Shock-carc configuration

From SCECpedia
Jump to navigationJump to search

This page documents the configuration requirements for shock-carc.usc.edu, which will be used as a workflow submission host for CyberShake.

Requirements

Functionality

Once shock-carc is fully configured, we would like to be able to:

  • Have users on SCEC projects and the Pegasus team be able to log into shock-carc.
  • Submit remote Condor jobs to Summit.
  • Submit remote Condor jobs to Frontera.
  • Create, plan, and run a Pegasus workflow, which interacts with CyberShake databases.

Hardware

  • In addition to internal disk, 2 TB of local storage (preferred, but not required)
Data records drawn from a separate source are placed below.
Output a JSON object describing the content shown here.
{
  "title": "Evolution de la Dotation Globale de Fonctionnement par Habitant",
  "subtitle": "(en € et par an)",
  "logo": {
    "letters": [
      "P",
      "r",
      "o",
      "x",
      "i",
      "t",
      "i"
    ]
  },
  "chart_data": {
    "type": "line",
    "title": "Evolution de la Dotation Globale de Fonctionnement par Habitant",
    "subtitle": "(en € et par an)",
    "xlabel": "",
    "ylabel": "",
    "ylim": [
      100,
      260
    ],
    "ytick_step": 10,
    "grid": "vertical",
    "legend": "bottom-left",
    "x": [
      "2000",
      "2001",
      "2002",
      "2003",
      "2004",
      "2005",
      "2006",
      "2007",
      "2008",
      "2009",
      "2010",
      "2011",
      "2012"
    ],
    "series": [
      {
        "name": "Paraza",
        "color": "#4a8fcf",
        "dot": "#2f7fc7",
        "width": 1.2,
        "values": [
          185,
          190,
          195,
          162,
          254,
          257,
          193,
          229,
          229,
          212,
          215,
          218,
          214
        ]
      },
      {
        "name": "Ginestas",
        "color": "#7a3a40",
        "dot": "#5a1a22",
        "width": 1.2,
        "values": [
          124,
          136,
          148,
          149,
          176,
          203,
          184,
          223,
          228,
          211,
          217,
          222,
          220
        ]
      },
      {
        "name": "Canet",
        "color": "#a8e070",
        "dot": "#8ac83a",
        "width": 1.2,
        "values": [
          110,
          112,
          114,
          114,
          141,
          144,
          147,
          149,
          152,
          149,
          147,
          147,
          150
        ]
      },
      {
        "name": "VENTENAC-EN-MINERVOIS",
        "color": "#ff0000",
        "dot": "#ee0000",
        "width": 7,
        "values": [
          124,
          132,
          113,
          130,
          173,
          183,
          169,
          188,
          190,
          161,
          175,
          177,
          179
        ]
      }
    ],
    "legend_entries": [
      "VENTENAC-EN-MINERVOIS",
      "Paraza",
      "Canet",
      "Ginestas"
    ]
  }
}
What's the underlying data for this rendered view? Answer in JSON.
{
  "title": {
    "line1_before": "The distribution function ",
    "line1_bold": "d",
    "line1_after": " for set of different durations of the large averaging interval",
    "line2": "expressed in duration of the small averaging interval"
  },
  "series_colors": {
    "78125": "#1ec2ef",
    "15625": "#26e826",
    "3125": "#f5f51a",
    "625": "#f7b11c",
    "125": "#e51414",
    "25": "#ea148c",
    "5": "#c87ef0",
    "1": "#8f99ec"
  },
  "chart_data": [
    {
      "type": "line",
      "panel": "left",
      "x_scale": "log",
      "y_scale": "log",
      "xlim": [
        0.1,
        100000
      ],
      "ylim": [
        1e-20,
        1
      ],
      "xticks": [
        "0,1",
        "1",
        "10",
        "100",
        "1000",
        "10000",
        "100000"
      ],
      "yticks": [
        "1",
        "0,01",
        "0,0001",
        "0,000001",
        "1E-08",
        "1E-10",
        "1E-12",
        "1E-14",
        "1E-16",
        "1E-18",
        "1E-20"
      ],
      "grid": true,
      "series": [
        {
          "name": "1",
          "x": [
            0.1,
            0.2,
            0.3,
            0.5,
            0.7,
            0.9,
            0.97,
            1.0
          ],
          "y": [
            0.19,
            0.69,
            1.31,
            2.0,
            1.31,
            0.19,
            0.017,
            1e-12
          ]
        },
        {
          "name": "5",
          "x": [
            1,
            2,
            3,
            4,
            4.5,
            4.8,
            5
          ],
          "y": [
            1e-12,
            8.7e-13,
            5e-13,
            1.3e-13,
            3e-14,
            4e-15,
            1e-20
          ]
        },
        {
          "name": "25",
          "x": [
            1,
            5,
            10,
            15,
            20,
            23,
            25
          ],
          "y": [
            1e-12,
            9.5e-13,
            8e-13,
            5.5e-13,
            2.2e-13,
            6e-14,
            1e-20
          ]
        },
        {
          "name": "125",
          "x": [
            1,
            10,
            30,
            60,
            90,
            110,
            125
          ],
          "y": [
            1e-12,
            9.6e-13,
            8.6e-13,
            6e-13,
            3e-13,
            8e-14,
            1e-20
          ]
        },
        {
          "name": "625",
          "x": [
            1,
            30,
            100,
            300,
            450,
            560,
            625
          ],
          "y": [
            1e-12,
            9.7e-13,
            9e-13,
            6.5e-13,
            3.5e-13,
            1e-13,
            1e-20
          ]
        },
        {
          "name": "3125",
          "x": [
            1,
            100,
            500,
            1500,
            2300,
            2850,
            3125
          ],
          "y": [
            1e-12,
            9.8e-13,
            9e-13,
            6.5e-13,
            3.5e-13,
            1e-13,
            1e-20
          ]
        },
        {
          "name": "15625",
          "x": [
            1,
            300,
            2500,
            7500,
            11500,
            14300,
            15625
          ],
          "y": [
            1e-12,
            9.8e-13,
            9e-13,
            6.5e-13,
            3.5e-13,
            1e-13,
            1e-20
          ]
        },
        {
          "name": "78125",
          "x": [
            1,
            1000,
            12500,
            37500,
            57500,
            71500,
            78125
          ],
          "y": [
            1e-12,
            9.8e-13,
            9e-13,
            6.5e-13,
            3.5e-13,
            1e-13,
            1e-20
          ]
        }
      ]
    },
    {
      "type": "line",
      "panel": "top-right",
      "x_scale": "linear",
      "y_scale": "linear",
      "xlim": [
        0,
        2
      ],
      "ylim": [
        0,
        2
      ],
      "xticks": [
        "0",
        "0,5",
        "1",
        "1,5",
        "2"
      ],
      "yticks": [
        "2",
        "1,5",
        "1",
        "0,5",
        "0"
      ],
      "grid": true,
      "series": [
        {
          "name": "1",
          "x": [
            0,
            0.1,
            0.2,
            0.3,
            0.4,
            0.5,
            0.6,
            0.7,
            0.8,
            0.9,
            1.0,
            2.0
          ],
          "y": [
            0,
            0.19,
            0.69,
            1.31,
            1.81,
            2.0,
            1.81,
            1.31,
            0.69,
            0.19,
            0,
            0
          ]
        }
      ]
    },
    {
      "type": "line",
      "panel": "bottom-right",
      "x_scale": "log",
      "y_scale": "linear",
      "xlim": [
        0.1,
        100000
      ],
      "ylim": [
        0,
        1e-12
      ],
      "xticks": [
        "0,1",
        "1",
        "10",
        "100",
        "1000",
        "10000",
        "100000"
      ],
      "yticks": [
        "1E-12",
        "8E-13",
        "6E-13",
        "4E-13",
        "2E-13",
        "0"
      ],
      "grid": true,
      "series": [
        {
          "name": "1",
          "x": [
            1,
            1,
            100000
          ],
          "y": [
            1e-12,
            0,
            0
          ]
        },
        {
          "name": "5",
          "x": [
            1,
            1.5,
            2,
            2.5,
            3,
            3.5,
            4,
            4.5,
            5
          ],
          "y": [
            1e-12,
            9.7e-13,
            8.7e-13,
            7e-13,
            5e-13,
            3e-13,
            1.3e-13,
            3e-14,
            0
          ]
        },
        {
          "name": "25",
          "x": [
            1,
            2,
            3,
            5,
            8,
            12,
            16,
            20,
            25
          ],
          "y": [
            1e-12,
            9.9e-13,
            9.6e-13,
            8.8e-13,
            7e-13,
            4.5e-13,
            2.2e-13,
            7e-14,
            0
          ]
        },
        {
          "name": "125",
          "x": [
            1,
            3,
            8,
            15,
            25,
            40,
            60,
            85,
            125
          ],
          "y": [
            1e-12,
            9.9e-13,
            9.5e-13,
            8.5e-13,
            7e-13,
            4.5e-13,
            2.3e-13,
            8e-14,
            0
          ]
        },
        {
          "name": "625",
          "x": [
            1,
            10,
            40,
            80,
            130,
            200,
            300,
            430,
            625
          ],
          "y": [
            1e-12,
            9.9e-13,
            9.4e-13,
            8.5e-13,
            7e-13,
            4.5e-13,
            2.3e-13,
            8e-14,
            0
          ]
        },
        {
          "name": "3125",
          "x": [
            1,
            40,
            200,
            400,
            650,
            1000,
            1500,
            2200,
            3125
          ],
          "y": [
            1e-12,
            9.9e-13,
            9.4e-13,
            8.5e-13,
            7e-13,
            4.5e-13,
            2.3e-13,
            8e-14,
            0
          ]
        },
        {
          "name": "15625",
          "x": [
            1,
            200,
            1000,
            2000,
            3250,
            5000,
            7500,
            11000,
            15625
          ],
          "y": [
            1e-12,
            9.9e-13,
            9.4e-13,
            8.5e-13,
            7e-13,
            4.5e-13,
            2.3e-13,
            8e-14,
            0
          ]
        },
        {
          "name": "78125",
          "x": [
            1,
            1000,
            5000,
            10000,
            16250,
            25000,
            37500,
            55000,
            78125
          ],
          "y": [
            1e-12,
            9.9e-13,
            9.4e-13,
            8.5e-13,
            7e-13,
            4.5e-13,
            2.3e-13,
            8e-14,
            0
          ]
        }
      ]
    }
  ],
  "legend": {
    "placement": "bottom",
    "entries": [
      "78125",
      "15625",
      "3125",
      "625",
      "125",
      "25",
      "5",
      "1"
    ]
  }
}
Software (installed by CARC)

  • Linux OS (whatever default flavor CARC prefers is fine - CentOS 7)
  • HTCondor (9.0.1, out in mid-May)
  • MariaDB (repo has 10.5.5). MySQL is also fine.
  • globus-url-copy (should be available in Extra Packages for Enterprise Linux (EPEL), globus-gass-copy-progs)
  • sqlite3, if not part of the OS
  • screen, if not part of the OS
  • ImageMagick, if not part of the OS
  • Python 3, if not part of the OS
  • Java 11 (11.0.11 is the latest)

Software (installed by SCEC)

  • Pegasus will be installed by SCEC developers in user space, since we often build from source.
  • OpenSHA will be installed by SCEC developers in user space.

Configuration

  • HTCondor configuration is specified through two configuration files, condor_config and condor_config.local. CARC, the Pegasus team, and SCEC developers will work together to correctly set up these files. We anticipate that condor_config will be owned by user condor and thus require CARC to edit, but that condor_config.local will be owned by user scottcal.
  • For MariaDB, permissions should be set up by CARC so that users can create and write to databases. Access to these databases should be restricted to localhost.
  • To enable remote job submission, we request that CARC adds whitelisting exceptions for a short list of OLCF and TACC nodes, which will be provided separately.
  • Trusted certificates (from Pegasus group)

Establishing Workflow Capability

We plan to follow the steps below in establishing the capability of running CyberShake workflows on shock-carc.

Step Status
Create and populate RC database with rupture geometries. Completed.
Compile DAX generator. Completed.
Use DAX generator to create DAX for TEST site (using Rup_Var_Scenario_ID 6, CVM-S4.26, 0.5 Hz). Completed.
Plan TEST site DAX.
Run jobs from TEST site DAX thru pegasus-run.
Successfully perform stage-in and stage-out between Summit and shock, and Summit and hpc-transfer*.
Verify TEST site results.

Once basic workflow capability is attained, we will test the additional advanced components.